Real-time PCR (qPCR) analysis has become the method of choice for quantitating DNA in a wide variety of applications. The availability of commercial kits has made the technique easy to perform, efficient, and reliable. qPCR methods are easily adapted to high-throughput assays, allowing researchers to process large numbers of samples in a short period of time.
In particular, real-time RT-PCR (qRT-PCR) is a popular technique for determining the relative levels of gene expression among different tissues or species. For efficient qRT-PCR analysis, it is critical to reliably obtain highly purified total RNA from samples easily and quickly.
Conventional methods of total RNA purification have relied on variations of the guanidinium thiocyanate method. In this technique, the RNA is extracted from cells or tissues following treatment with acidified phenol/chloroform and isopropanol precipitation.
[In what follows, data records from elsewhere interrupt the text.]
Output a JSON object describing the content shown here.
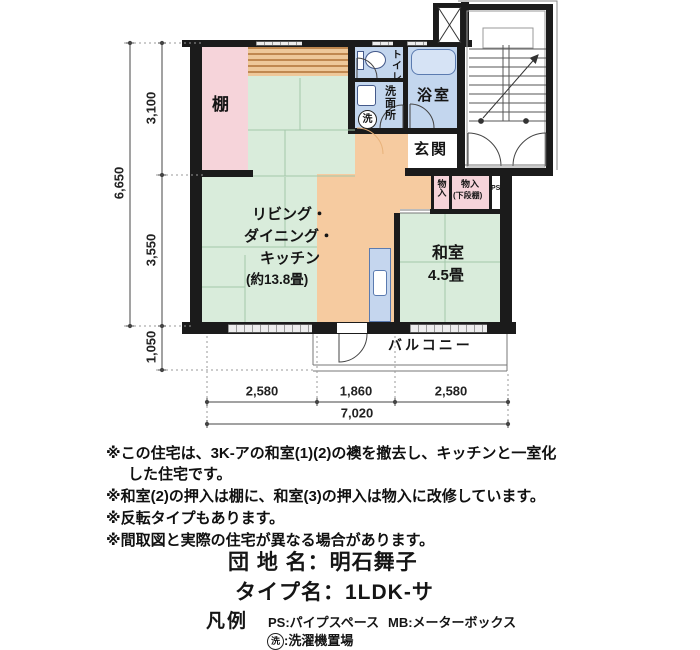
{
  "plan": {
    "rooms": {
      "shelf": "棚",
      "ldk_line1": "リビング・",
      "ldk_line2": "ダイニング・",
      "ldk_line3": "キッチン",
      "ldk_size": "(約13.8畳)",
      "washitsu": "和室",
      "washitsu_size": "4.5畳",
      "toilet": "トイレ",
      "washroom": "洗面所",
      "laundry_symbol": "洗",
      "bath": "浴室",
      "entrance": "玄関",
      "closet_small": "物入",
      "closet_wide_line1": "物入",
      "closet_wide_line2": "(下段棚)",
      "ps": "PS",
      "balcony": "バルコニー"
    },
    "dimensions": {
      "total_height": "6,650",
      "upper_height": "3,100",
      "middle_height": "3,550",
      "balcony_depth": "1,050",
      "bottom_left": "2,580",
      "bottom_center": "1,860",
      "bottom_right": "2,580",
      "total_width": "7,020"
    }
  },
  "notes": [
    "※この住宅は、3K-アの和室(1)(2)の襖を撤去し、キッチンと一室化",
    "した住宅です。",
    "※和室(2)の押入は棚に、和室(3)の押入は物入に改修しています。",
    "※反転タイプもあります。",
    "※間取図と実際の住宅が異なる場合があります。"
  ],
  "titles": {
    "estate_label": "団 地 名：明石舞子",
    "type_label": "タイプ名：1LDK-サ"
  },
  "legend": {
    "heading": "凡例",
    "ps": "PS:パイプスペース",
    "mb": "MB:メーターボックス",
    "laundry_symbol": "洗",
    "laundry_text": ":洗濯機置場"
  },
  "colors": {
    "wall": "#1b1b1b",
    "tatami_green": "#d9ecdb",
    "shelf_pink": "#f6d4da",
    "kitchen_orange": "#f6cba0",
    "water_blue": "#c3d6ee",
    "band_brown": "#c8904f"
  }
}
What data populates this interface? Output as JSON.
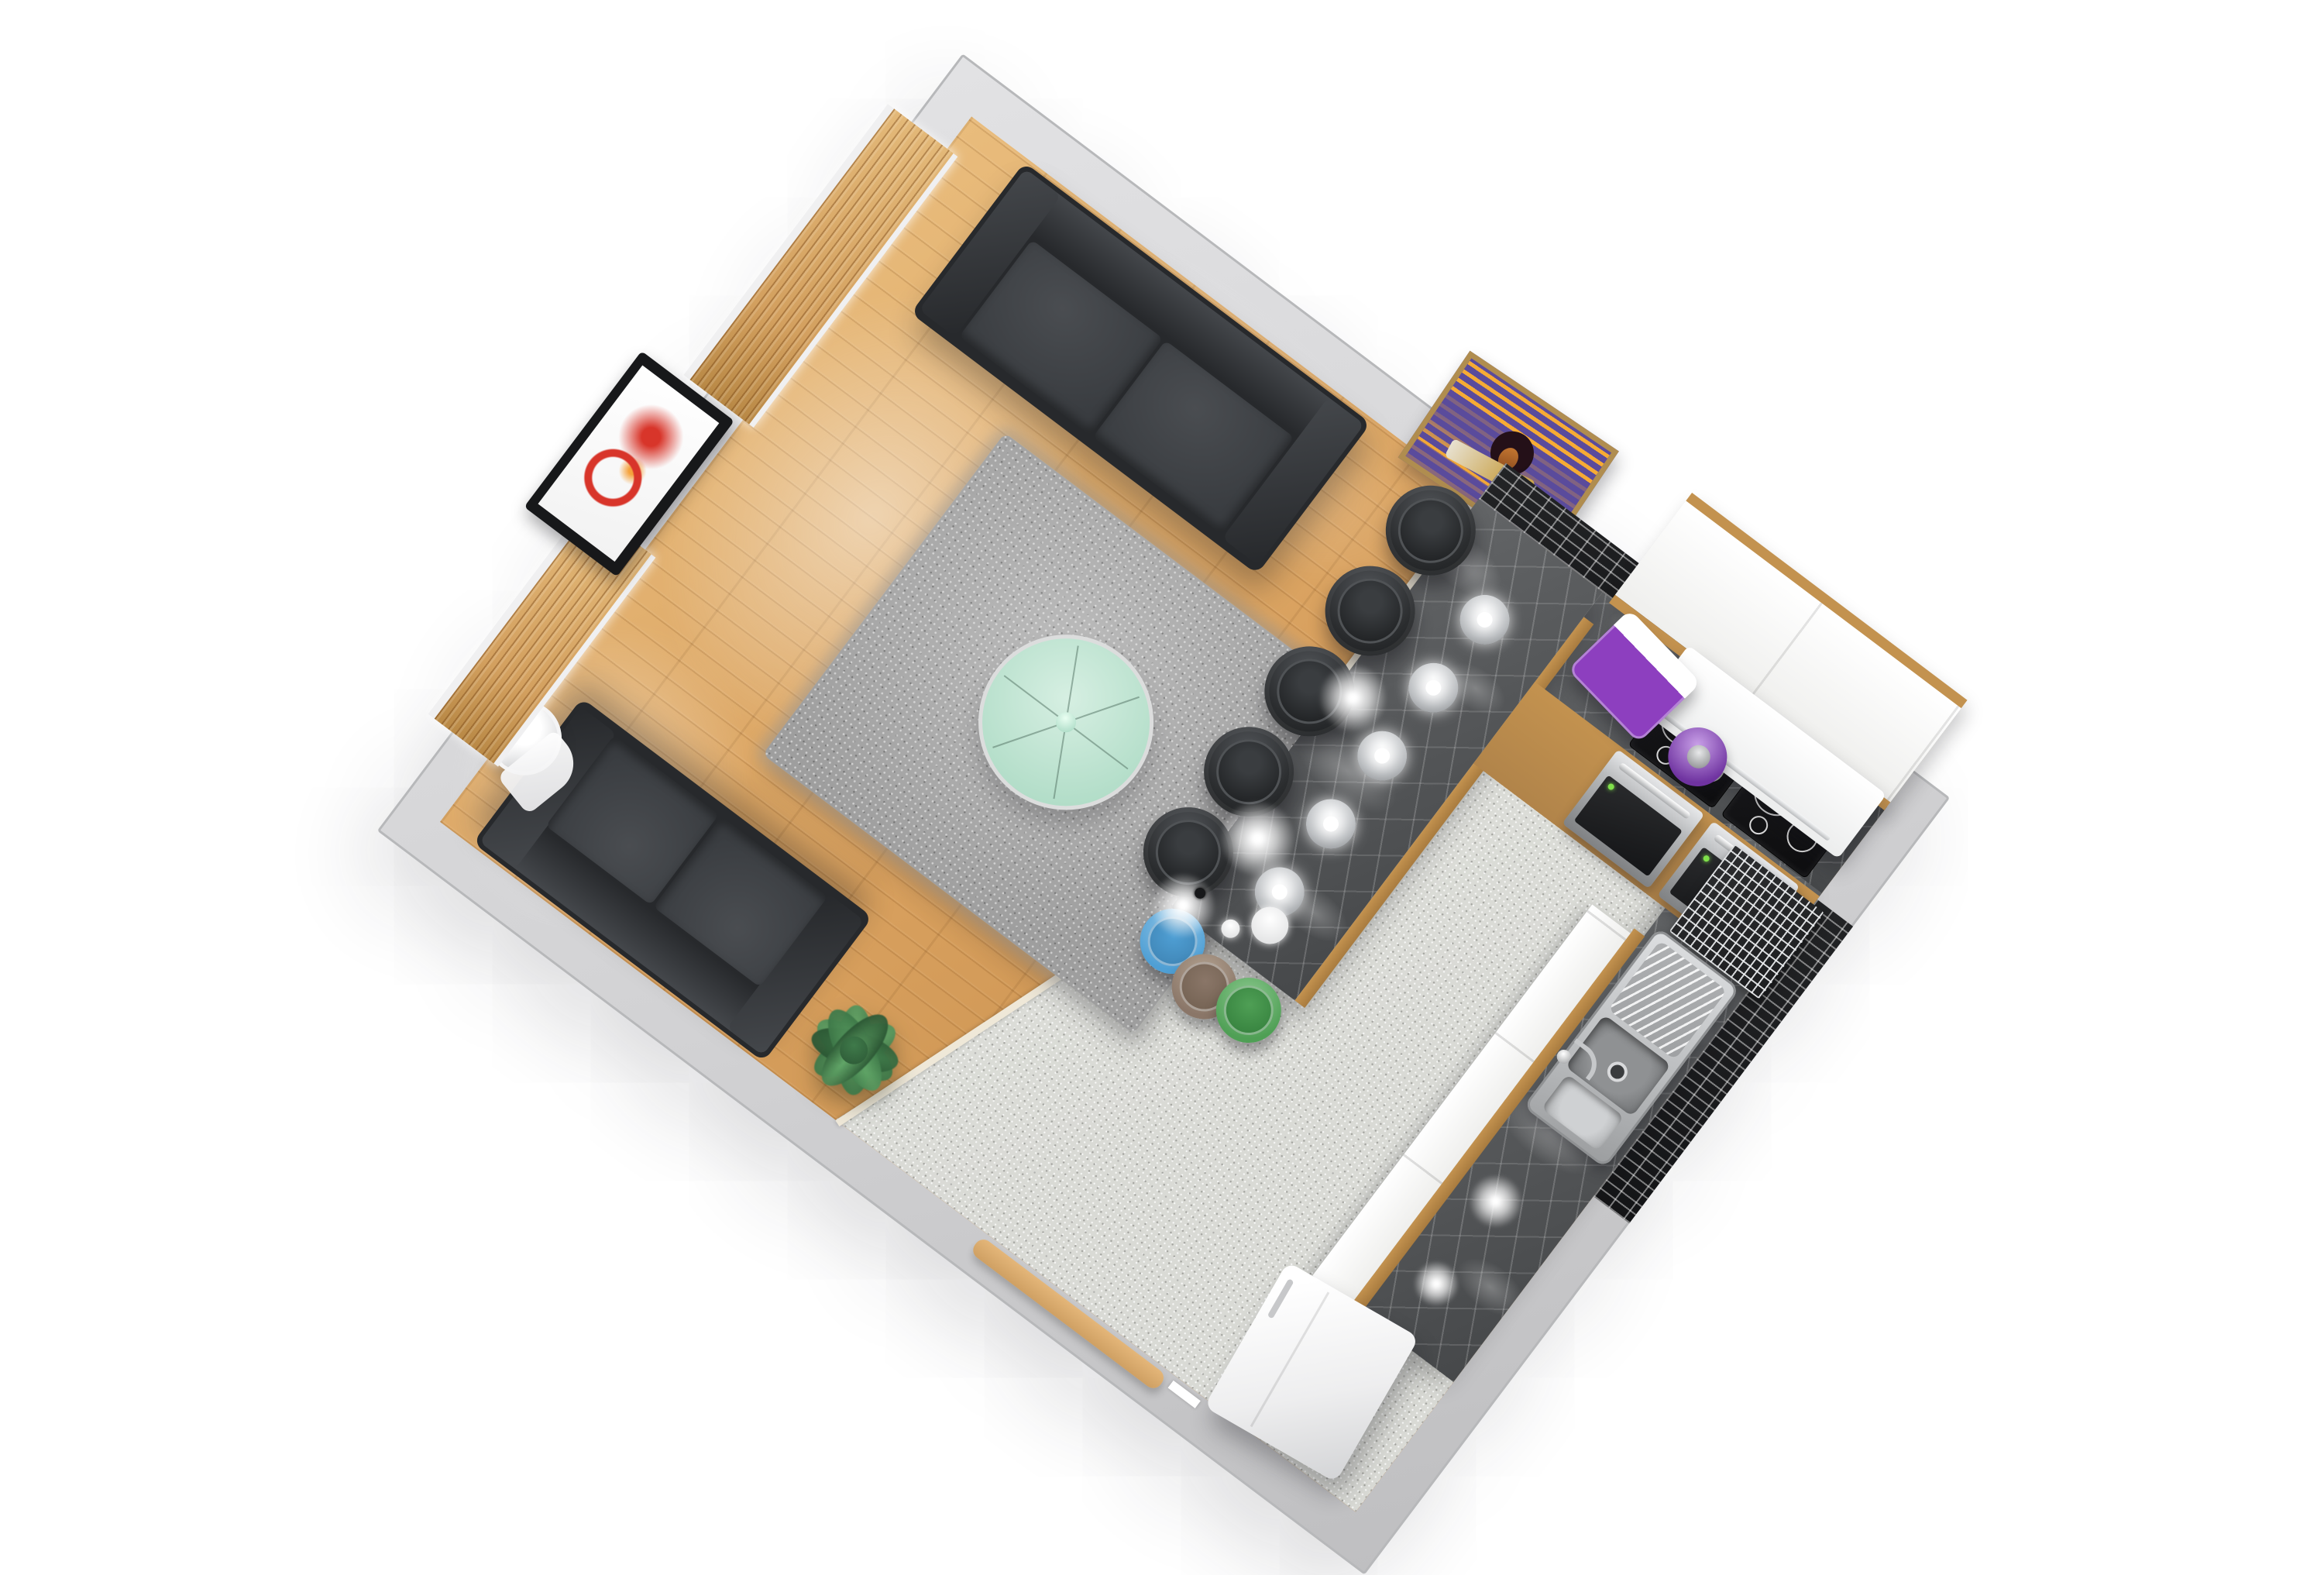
{
  "scene": {
    "title": "3D floor plan render — open-plan living room and kitchen, top-down dollhouse view",
    "view": "top-down 3D render, room rotated ~37° on white background",
    "rotation_deg": 37,
    "areas": {
      "living": "Wood parquet floor living area",
      "kitchen": "Speckled terrazzo floor kitchen area"
    }
  },
  "colors": {
    "page": "#ffffff",
    "wall": "#d2d2d4",
    "wallHi": "#e2e2e4",
    "wallLo": "#bfbfc1",
    "wallEdge": "#b7b8ba",
    "trim": "#ececee",
    "wood": "#d8a05e",
    "woodHi": "#e9bc7c",
    "woodLo": "#c08744",
    "tile": "#d9dad5",
    "tileHi": "#e6e7e2",
    "strip": "#efe8d8",
    "rug": "#9e9e9e",
    "rugHi": "#bcbcbc",
    "glass": "#b2ddc8",
    "glassHi": "#d6efe2",
    "glassRim": "#dcdddd",
    "glassHub": "#9fd4bd",
    "sofa": "#3a3d41",
    "sofaCu": "#4a4d51",
    "sofaBk": "#44474b",
    "sofaDk": "#27292c",
    "plant": "#3f7a4a",
    "plantHi": "#63a86a",
    "plantLo": "#2b5634",
    "blind": "#d3a05f",
    "blindHi": "#e3b878",
    "blindLo": "#b98946",
    "frame": "#f0f0f1",
    "tvArt": "#d8352a",
    "tvGlow": "#f5a23c",
    "poster": "#5a4b9c",
    "posterFr": "#b08d4f",
    "posterSkin": "#c87a32",
    "marbleA": "#636567",
    "marbleB": "#46484a",
    "woodTrim": "#c3924f",
    "cabWhite": "#efefed",
    "hood": "#eceded",
    "cook": "#0e0e10",
    "steel": "#b9bbbd",
    "ovenGl": "#1d1e20",
    "led": "#7fe04a",
    "purple": "#8d3fbf",
    "purpleDk": "#6f33a0",
    "tileBk": "#131416",
    "chrome": "rgba(236,238,240,0.9)",
    "chrome2": "#c6c8ca",
    "bowl": "#8f9193",
    "fridge": "#eeeeef",
    "binGray": "#d6d7d9",
    "stool": "#2b2d2f",
    "stoolHi": "#515458",
    "stoolSeat": "#232527",
    "mBlue": "#4f9fd4",
    "mTaupe": "#8a7668",
    "mGreen": "#4f9f55",
    "pend": "#b9bcbf",
    "doorWood": "#e4b679"
  },
  "objects": {
    "room": {
      "label": "Open-plan studio room, gray walls"
    },
    "living_floor": {
      "label": "Wood parquet floor"
    },
    "kitchen_floor": {
      "label": "Terrazzo kitchen floor"
    },
    "rug": {
      "label": "Gray shag rug"
    },
    "coffee_table": {
      "label": "Round green glass coffee table"
    },
    "sofa_top": {
      "label": "Dark gray three-seat sofa against top wall"
    },
    "sofa_bottom": {
      "label": "Dark gray two-seat sofa against bottom wall"
    },
    "plant": {
      "label": "Green potted plant"
    },
    "bin": {
      "label": "White cylindrical bin"
    },
    "window_upper": {
      "label": "Large window with wooden blinds"
    },
    "window_lower": {
      "label": "Small window with wooden blinds"
    },
    "tv": {
      "label": "Wall-mounted TV with red artwork on screen"
    },
    "poster": {
      "label": "Framed purple funk-band poster on top wall"
    },
    "island": {
      "label": "Kitchen island bar with dark marble top"
    },
    "bar_stool": {
      "label": "Black round bar stool",
      "count": 5
    },
    "mini_stools": {
      "labels": [
        "Blue stool",
        "Taupe stool",
        "Green stool"
      ]
    },
    "pendant": {
      "label": "Chrome pendant lamp over island",
      "count": 5
    },
    "ceiling_disc": {
      "label": "Ceiling light disc",
      "count": 2
    },
    "breadbox": {
      "label": "Purple bread box"
    },
    "kettle": {
      "label": "Purple kettle"
    },
    "backsplash": {
      "label": "Black mosaic tile backsplash"
    },
    "upper_cabinets": {
      "label": "White upper cabinets with wood trim"
    },
    "hood": {
      "label": "White extractor hood"
    },
    "cooktop": {
      "label": "Black ceramic cooktop",
      "count": 2
    },
    "oven": {
      "label": "Built-in stainless oven",
      "count": 2
    },
    "counter_top_wall": {
      "label": "Dark marble counter along top wall"
    },
    "counter_right_wall": {
      "label": "Dark marble counter along right wall"
    },
    "dish_rack": {
      "label": "Chrome dish rack in corner"
    },
    "sink": {
      "label": "Stainless sink with drainer and faucet"
    },
    "cabinet_fronts": {
      "label": "White base-cabinet fronts"
    },
    "fridge": {
      "label": "White refrigerator"
    },
    "door": {
      "label": "Open wooden entry door at bottom wall"
    },
    "island_knob": {
      "label": "Small black object on island"
    }
  }
}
This method is time consuming and involves the use of organic solvents that are hazardous and may require special procedures for disposal.
In contrast, the FastPure™ RNA Kit from Takara Bio (www.takarabiousa.com) uses a specially designed polymer filter for immobilization of nucleic acids and does not require organic solvents. Because of the filter membrane’s large surface area, specific binding properties, and uniform porosity, total RNA can be extracted in high yield from cultured cells or mammalian tissues.
The filter used in this kit is also exceptionally thin in comparison to widely used glass-fiber filters. Each extraction in the kit is designed to process cells cultured on a 6 or 10 cm diameter dish, 3x106 to 1.5x107 cells grown in suspension, or 5–30 mg of mammalian tissue samples. The resulting purified total RNA is suitable for use in a variety of applications including RT-PCR, Northern blotting, and microarray analysis.
The first step of this protocol is preparation of a lysate by homogenization using the provided lysis and solubilization buffers. Next, total RNA is collected by centrifugation of the lysate through a cartridge containing the polymer filter. The filter is then washed several times and the RNA eluted with the elution buffer.
In contrast to conventional spin-column extraction kits, the FastPure RNA Kit produces highly pure total RNA with minimal genomic DNA contamination when samples are processed without DNase treatment. If desired, DNase treatment can be performed while the RNA is bound to the filter to remove even trace amounts of genomic DNA.
The FastPure RNA Kit provides several protocols, depending on the type of sample and quantity to be used. Figure 1 illustrates the procedure for RNA extraction from 5–15 mg of animal tissue. The Table shows an estimate of the expected total RNA yield from various mouse tissues and cultured cells using this kit.